I have heard both the parties and perused the records especially the impugned order. It is noted that assessee has appointed a new AR in First Appeal and no effort has been made to either produce the AR who filed the return nor any affidavit or even a confirmation of the previous AR has been filed to corroborate the error that was apparently committed by him.

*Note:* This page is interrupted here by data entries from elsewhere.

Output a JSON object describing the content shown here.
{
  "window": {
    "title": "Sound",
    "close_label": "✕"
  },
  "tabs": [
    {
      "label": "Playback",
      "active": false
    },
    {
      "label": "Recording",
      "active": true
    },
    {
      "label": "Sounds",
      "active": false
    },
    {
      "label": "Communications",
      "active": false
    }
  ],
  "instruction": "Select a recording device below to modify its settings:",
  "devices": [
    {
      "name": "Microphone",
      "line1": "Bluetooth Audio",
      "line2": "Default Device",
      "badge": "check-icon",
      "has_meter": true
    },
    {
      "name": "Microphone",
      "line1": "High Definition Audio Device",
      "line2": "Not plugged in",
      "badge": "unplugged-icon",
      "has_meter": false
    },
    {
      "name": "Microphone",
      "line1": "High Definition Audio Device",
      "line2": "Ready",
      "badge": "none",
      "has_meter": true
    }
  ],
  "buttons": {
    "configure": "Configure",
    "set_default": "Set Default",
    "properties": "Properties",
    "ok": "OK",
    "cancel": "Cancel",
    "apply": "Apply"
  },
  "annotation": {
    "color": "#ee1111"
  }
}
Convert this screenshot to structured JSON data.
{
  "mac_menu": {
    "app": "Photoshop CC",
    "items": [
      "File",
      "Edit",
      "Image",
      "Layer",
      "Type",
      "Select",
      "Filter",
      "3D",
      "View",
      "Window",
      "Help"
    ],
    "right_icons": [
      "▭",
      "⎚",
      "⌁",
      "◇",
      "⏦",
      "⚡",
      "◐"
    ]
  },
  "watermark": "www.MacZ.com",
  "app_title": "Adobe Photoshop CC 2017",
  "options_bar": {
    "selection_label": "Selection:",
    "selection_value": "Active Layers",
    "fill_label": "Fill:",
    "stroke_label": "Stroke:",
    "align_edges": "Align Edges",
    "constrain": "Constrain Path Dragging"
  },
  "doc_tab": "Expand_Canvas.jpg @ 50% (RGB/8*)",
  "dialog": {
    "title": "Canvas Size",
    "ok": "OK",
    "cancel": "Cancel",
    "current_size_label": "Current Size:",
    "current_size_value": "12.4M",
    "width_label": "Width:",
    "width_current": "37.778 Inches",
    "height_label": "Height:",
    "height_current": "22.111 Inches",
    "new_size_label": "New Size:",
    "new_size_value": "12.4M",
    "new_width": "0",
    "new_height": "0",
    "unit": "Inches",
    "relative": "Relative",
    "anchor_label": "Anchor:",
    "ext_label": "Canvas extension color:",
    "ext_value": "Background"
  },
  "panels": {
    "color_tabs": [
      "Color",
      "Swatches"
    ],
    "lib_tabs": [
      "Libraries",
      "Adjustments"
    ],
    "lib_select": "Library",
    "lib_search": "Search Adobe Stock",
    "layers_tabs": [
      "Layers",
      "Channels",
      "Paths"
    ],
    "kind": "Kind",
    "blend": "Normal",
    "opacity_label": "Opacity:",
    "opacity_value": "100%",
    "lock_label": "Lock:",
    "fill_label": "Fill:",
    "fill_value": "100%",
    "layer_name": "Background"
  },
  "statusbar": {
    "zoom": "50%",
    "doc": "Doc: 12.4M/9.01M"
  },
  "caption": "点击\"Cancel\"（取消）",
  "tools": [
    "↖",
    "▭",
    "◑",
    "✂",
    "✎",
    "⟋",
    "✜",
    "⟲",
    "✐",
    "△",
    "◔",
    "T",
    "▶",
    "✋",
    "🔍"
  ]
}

However, before the Ld. CIT(A) a technical ground was raised that the proceedings u/s. 143(3) of the Act is void since the return was declared defective. In this connection, it is observed, that no such plea was taken during the assessment proceedings in which the assessee not only participated but even his statement was recorded. It is also to be noted that the case was selected for scrutiny by CASS which is computer based selection and not manual selection of the cases for scrutiny. So, the plea of the AR that the return was defective does not have any basis. In the absence of any third party evidence in the form of confirmation or admission by the original counsel who filed the return with regard to the error attributed to him, the affidavit of the assessee filed at the time of assessment whose unsigned and unverified extract has been filed before the Ld. CIT(A), has very little evidentiary value as it does not corroborate the version of the assessee. In view of this, the Ld. CIT(A) has rightly held that no sufficient evidence was brought on record to interfere the findings of the AO in the assessment order, which does not need any interference on my part, hence, I uphold the action of the Ld. CIT(A) on the issue of dispute and reject the ground raised by the assessee.
In the result, the Appeal of the Assessee is dismissed.